Context free parsers often use regular expressions to first break the input into chunks (spaces, identifiers, punctuation, quoted strings) and then use a grammar to turn that stream of chunks into a tree form.
The rule of thumb for CF grammars is
If regular expressions are insufficient but all words in the language have the same meaning regardless of prior declarations then CF works.
Non context free
If words in your language change meaning depending on context, then you need a more complicated solution. These are almost always hand-coded solutions.
For example, in C,
#ifdef X
typedef int foo
#endif
foo * bar
If foo is a type, then foo * bar is the declaration of a foo pointer named bar. Otherwise it is a multiplication of a variable named foo by a variable named bar.
It should be Regular Expression AND String Parsing..
You can use both of them to your advantage!Many a times programmers try to make a SINGLE regular expression for parsing a text and then find it very difficult to maintain..You should use both as and when required.
The REGEX engine is FAST.A simple match takes less than a microsecond.But its not recommended for parsing HTML.

regular expression to match nested braces

I need regular expression to match braces correct e.g for every open one close one
abc{abc{bc}xyz} I need it get all it from {abc{bc}xyz} not get {abc{bc}.
I tried using (\{.*?})
This is not possible with regular expressions. A context-free grammar would be necessary for this and regular expressions only work for finite regular languages.
According to this link there is an extension available for the regular expressions in .NET that can do this, but this just means that .NET regular expressions are more than just regular expressions.
This is not a task for a regular expression. What you're looking for is parser at that point. Which means a language grammar, LL(1), LALR, recursive-descent, the dragon book, and generally a splitting migraine.
Balanced parenthesis of arbitrary nested depth is not a regular language. It's a context-free language.
That said, many "regular expression" implementations actually recognize more than regular languages, so this is possible with some implementation but not others.
Wikipedia
Regular language
Pumping lemma for regular languages
Context-free language
Regular expression
Many features found in modern regular expression libraries provide an expressive power that far exceeds the regular languages.
As Bryan said, regular expressions might not be the right tool here, but if you're using PHP, the manual gives an example of how you might be able to use regular expressions in a recursive/nested fashion:
$input = "plain [indent] deep [indent] deeper [/indent] deep [/indent] plain";
function parseTagsRecursive($input)
{
$regex = '#\[indent]((?:[^[]|\[(?!/?indent])|(?R))+)\[/indent]#';
if (is_array($input)) {
$input = '<div style="margin-left: 10px">'.$input[1].'</div>';
}
return preg_replace_callback($regex, 'parseTagsRecursive', $input);
}
$output = parseTagsRecursive($input);
echo $output;
I'm not sure if that'll be helpful to you or not.
This is not possible in the "standard" regular expression language.
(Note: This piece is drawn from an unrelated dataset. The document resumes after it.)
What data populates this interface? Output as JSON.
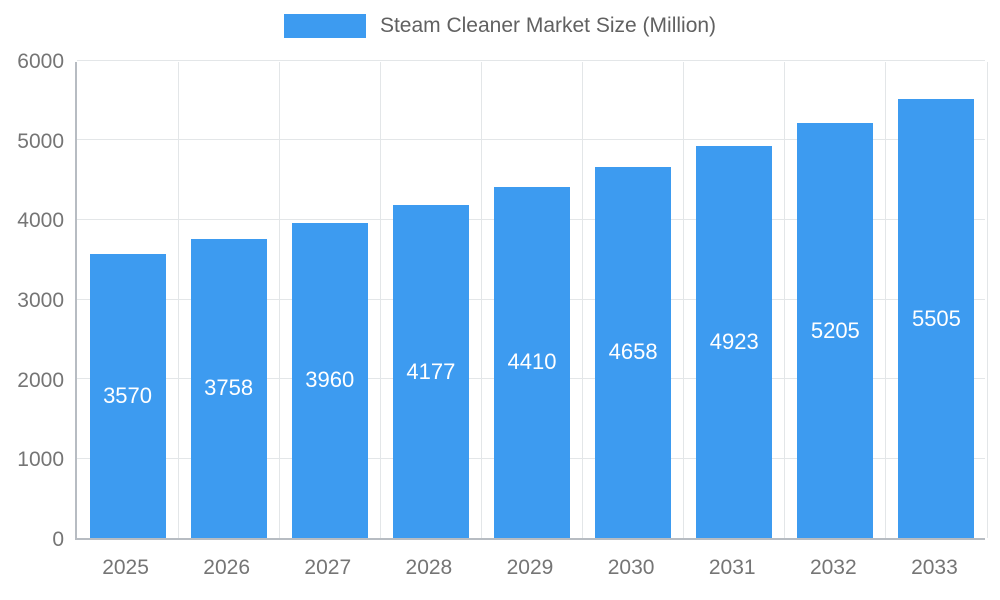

However, a few different implementations have extensions that allow you to implement it. For example, here's a blog post that explains how to do it with .NET's regex library.
Generally speaking though, this is a task that regular expressions are not really suited to.
Assuming what you want to do is select a maximal substring between { and }:
.*? is a lazy quantifier. That is, it will match the least number of characters possible. If you change your expression to {.*}, you should find it will work.
If what you want to do is to verify that the braces are matched correctly, then as the other answers have stated, this is not possible with a (single) regular expression. You can do it by scanning the string with a stack though. Or with some voodoo of iterating your regular expression over the previous maximal match. Yikes.